Immediately after our arrival in Capetown we booked a trip to infamous Robben Island, originally a place for locking lepers away, later turned into a prison. Nelson Mandela had to spend the best years of his life here. My second visit was to Table Mountain. It bathed in brilliant sunshine when I boarded the gondolas which turn 360º on their steep flight up, revealing the breathtaking panorama of this great city. I walked all the way from one end of the “table” to the other, admiring the “fynbos”, as the unique flora there is called, and sampling the impressive views of the city, its surroundings and the entire peninsula reaching to the Cape of Good Hope.
I returned in the afternoon and it was Saturday. Then offices and shops have closed and the city centre is quite deserted.
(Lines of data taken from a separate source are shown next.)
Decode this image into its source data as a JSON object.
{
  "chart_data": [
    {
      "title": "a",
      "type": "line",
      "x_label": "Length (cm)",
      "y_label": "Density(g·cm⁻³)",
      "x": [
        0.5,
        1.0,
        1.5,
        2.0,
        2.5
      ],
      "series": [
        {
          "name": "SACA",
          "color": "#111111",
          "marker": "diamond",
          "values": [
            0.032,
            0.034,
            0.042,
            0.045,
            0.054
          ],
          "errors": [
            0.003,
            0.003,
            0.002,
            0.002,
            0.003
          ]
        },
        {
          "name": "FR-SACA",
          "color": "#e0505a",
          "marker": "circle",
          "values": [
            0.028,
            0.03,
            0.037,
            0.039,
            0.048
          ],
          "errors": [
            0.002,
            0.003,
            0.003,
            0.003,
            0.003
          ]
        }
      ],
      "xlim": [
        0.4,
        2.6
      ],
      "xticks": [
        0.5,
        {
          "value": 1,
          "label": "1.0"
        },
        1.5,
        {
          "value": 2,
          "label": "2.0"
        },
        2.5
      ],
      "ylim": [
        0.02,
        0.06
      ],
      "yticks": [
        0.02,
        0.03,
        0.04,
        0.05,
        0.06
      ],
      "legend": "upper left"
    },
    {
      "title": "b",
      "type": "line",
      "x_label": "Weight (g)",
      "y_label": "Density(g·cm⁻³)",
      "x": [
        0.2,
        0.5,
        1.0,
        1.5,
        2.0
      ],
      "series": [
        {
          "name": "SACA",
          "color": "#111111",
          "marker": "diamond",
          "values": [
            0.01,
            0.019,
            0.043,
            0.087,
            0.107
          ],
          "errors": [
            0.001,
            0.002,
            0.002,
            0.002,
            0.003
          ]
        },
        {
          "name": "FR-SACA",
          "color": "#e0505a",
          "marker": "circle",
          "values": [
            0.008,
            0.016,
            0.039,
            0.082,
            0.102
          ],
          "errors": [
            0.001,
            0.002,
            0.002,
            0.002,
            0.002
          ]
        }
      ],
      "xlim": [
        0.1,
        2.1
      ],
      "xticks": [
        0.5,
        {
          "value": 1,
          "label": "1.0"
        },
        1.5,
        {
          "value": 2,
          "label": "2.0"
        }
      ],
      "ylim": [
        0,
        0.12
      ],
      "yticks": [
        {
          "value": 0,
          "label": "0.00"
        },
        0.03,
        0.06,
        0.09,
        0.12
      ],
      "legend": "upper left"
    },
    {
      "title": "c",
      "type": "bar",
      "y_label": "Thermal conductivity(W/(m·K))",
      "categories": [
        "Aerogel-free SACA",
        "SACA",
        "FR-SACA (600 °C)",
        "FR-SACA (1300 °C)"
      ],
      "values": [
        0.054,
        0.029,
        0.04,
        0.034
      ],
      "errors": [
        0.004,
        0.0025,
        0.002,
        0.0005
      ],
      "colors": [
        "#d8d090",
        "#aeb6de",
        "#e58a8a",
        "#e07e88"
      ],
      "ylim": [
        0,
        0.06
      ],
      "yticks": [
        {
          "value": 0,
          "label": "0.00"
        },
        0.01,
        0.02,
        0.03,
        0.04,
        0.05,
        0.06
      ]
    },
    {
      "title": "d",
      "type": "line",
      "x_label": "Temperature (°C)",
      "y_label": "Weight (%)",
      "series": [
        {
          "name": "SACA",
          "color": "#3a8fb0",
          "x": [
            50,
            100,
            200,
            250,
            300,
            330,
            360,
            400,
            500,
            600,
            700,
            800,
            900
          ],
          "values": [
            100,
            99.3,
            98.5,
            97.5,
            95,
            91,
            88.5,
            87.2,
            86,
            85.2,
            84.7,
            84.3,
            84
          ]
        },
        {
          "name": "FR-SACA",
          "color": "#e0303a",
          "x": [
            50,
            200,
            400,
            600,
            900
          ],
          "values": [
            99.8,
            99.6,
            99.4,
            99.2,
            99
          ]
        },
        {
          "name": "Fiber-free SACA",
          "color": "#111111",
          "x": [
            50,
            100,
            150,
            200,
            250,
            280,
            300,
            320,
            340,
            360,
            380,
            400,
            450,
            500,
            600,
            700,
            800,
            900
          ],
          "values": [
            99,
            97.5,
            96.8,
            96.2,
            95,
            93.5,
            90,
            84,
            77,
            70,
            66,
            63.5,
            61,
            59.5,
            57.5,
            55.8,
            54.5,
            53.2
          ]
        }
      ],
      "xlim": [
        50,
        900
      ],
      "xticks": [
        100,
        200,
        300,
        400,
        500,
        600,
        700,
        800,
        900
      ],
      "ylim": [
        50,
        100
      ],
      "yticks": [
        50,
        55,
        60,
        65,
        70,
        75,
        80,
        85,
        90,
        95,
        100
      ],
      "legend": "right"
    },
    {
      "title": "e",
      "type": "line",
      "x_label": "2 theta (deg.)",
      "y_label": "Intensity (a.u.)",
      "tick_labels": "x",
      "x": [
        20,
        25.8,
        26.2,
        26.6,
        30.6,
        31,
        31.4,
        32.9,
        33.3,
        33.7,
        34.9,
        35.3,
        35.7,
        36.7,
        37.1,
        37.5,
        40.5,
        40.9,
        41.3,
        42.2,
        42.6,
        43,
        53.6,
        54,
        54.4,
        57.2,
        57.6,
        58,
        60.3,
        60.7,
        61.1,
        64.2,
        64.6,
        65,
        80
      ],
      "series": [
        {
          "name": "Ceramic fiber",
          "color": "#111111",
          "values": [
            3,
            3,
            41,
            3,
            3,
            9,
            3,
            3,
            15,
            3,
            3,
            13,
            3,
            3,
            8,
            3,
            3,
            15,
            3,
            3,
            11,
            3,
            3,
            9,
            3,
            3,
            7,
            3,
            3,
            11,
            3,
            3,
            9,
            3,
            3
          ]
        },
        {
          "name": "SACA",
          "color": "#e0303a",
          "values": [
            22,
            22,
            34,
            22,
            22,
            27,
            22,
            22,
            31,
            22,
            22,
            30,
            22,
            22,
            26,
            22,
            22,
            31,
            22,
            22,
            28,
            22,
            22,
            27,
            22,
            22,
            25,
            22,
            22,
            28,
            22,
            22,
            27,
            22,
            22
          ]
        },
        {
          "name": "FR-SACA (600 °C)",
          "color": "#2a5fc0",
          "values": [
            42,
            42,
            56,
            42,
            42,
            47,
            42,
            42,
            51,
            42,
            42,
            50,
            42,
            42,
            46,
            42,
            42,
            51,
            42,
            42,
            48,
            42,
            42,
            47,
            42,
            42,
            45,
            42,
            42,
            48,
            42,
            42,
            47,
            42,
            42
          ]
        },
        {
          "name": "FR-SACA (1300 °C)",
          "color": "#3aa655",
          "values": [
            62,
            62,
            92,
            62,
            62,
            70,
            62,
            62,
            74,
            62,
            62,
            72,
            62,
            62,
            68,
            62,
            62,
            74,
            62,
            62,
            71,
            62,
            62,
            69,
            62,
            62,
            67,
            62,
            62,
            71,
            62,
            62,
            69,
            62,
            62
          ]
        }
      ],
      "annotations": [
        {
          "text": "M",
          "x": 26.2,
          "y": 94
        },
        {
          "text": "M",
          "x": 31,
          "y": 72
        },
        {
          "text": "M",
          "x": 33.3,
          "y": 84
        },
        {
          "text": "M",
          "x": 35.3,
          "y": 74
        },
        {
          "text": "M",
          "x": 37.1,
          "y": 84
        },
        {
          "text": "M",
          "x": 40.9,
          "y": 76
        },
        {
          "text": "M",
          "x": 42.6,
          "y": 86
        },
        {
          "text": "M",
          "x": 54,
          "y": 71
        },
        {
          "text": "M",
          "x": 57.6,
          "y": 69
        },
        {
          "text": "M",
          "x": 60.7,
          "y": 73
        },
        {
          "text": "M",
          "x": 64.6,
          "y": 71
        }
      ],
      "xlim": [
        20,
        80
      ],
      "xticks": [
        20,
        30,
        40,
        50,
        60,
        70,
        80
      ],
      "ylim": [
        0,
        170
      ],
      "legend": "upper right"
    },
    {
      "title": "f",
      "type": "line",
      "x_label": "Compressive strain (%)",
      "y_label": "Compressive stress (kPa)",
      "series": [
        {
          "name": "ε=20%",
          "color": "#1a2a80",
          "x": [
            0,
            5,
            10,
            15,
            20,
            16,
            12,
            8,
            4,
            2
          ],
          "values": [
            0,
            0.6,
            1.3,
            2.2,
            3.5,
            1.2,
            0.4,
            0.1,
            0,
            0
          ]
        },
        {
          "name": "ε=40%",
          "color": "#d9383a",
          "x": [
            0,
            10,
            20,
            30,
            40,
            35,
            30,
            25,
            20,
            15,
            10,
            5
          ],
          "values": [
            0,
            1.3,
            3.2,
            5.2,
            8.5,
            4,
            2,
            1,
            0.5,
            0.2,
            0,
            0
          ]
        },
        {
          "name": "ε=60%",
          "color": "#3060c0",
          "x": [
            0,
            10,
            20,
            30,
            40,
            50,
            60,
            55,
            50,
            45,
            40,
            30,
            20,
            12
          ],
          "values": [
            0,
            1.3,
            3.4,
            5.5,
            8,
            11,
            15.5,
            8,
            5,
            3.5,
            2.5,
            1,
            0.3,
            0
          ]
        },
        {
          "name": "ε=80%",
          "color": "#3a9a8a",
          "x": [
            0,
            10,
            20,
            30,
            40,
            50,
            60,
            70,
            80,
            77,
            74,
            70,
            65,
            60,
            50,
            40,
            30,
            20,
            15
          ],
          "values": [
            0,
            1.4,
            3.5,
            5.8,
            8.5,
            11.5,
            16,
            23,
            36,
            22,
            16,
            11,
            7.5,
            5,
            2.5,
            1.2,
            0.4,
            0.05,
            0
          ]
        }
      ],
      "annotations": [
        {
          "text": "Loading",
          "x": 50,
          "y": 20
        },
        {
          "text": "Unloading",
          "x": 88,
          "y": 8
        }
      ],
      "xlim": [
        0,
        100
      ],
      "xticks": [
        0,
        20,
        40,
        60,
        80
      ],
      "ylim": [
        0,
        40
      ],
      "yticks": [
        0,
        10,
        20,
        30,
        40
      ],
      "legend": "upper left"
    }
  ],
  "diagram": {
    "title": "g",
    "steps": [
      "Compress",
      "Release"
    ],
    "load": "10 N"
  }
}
Having been warned about the risk of walking around at such a time with valuable items like my video camera, I decided to board a “topless” (roofless) bus for a sightseeing tour through and around the city.
From the high plateau close to the centre of the continent I had wended my way down to the Southern Ocean. So it seems fitting that I should finish my sightseeing in the excellent aquarium at Victoria & Alfred Wharf. I went in twice, the second time armed with my camera to film the colourful marine life and, last but not least, the feeding of the sharks.